One of the major problems with these studies, Griswold explains, is that many failed to account for subtle biases in who they were exactly studying. Essentially, it’s hard to study non-drinkers in isolation, because some people who say they don’t drink currently may have actually been formerly heavy drinkers. And since they often quit alcohol because of their failing health, labeling them as non-drinkers only make current drinkers look healthier in comparison. Research that has tried to control for sick quitters, including the current study, had found much less evidence of heart health benefits.

For instance, while there was a slightly lowered risk of heart disease in light drinkers, the same wasn’t true of other cardiovascular conditions, such as hemorrhagic stroke, high blood pressure, and irregular heartbeats. “So it was a much muddier picture when it comes to heart health, regardless,” Griswold said.

Even if alcohol had some tiny positive effect on the heart, it wouldn’t come close to balancing the mountain of health risks any amount of regular alcohol use causes elsewhere, such as car accidents and cancer. “Anywhere alcohol touches the body is a potential site for cancer later on in your life,” Griswold bleakly points out.
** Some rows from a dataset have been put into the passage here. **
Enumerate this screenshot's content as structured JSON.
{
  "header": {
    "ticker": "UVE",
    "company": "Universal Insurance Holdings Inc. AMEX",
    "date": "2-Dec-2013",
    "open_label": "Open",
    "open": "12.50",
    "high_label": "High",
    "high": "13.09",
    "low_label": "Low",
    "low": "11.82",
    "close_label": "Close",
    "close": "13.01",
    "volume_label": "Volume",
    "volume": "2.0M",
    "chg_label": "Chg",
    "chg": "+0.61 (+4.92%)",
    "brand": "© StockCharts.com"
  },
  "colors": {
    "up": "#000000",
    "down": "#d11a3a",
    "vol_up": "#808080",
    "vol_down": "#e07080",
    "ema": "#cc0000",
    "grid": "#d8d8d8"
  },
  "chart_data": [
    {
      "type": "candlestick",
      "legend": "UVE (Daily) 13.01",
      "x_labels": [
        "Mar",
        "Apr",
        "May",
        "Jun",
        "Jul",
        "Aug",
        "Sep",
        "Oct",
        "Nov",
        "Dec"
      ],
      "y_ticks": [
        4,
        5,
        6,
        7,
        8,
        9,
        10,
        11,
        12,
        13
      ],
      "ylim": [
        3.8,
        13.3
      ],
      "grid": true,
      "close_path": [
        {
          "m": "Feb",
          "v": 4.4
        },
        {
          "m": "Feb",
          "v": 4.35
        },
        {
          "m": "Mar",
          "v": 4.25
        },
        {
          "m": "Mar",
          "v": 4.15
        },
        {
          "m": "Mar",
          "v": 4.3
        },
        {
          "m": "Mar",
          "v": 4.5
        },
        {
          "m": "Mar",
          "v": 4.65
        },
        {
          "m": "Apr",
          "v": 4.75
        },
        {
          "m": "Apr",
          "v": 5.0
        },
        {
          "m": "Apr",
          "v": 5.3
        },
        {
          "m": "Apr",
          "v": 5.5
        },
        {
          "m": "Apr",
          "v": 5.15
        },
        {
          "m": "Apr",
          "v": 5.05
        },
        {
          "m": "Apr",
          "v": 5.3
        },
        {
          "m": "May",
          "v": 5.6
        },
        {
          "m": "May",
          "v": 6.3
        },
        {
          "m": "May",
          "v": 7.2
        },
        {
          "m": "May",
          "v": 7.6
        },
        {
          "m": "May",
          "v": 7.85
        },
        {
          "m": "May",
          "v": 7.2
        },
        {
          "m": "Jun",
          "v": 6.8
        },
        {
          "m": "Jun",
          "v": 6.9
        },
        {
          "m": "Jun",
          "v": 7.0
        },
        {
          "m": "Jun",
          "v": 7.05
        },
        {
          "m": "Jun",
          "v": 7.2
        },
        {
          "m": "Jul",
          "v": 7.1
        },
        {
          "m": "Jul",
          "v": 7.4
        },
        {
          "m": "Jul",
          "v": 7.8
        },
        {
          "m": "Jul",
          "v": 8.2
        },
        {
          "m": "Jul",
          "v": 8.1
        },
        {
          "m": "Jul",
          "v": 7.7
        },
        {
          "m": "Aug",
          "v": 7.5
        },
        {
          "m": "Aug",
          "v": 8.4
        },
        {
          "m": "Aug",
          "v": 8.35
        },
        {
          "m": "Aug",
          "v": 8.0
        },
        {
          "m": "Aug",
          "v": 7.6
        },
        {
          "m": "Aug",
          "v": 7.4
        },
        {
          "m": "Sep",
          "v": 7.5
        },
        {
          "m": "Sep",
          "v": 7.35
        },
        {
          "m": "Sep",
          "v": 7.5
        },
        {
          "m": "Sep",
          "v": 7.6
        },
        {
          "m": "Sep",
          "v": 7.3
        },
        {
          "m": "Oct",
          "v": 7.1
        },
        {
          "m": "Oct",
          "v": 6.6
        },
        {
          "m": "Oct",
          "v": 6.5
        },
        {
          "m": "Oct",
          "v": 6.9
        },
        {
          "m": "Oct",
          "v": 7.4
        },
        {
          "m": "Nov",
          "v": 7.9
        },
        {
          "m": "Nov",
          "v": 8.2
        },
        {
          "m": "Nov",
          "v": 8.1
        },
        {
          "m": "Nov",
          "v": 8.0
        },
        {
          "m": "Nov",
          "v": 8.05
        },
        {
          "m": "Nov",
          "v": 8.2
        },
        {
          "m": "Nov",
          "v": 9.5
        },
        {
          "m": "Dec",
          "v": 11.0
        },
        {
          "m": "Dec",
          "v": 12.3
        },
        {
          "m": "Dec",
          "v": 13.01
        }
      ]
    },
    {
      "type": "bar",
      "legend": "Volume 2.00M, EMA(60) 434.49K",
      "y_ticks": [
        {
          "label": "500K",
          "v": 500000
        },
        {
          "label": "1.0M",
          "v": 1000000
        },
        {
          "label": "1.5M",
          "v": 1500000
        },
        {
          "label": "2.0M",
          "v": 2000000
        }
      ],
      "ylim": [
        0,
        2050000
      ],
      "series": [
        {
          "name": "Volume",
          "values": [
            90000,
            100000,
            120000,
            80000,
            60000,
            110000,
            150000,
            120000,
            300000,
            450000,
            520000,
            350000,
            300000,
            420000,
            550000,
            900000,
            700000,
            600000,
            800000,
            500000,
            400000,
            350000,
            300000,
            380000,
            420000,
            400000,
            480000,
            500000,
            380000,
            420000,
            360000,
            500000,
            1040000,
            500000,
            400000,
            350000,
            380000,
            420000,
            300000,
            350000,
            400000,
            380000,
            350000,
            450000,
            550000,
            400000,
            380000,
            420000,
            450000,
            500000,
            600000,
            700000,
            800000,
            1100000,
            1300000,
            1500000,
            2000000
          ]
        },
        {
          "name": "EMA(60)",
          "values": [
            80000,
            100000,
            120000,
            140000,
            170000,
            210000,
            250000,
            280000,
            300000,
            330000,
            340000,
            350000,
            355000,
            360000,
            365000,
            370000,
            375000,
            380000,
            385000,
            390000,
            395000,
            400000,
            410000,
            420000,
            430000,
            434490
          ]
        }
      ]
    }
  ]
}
Above all, the report is meant to be a much-needed reminder of alcohol’s harms. Some countries, such as Denmark, have started to relax their alcohol taxation laws, which reliably discourage consumption, while others such as the U.S. are eying similar changes. And health agencies across the world often still tell their citizens that drinking up to two drinks daily is safe. That same level of drinking, the report concluded, raises your risk of dying early by much as 7 percent compared to not drinking at all.

“That’s hundreds of thousands of extra deaths globally,” Griswold said.

Worldwide, the report found, alcohol was the major cause of nearly 3 million deaths in 2016, making it the 7th leading risk factor that year. These deaths were especially pronounced in men, with alcohol being linked to 12 percent of all deaths among men between the ages of 15 to 49. Other estimates have found that alcohol is the third largest leading cause of preventable death in the U.S., killing around 88,000 people.

While these numbers might harsh our collective buzz, Griswold said that’s the point.

“People are probably drinking more than they realize, and it’s harming our health,” he said, referencing research that shows we’re terrible at estimating our alcoholic beverage count. “We could all serve to drink a little bit less. And it would save lives.”

According to the National Institute on Alcohol Abuse and Alcoholism, about 86 percent of adult Americans say they have consumed alcohol at some point in their lives, while nearly 27 percent report recent binge drinking.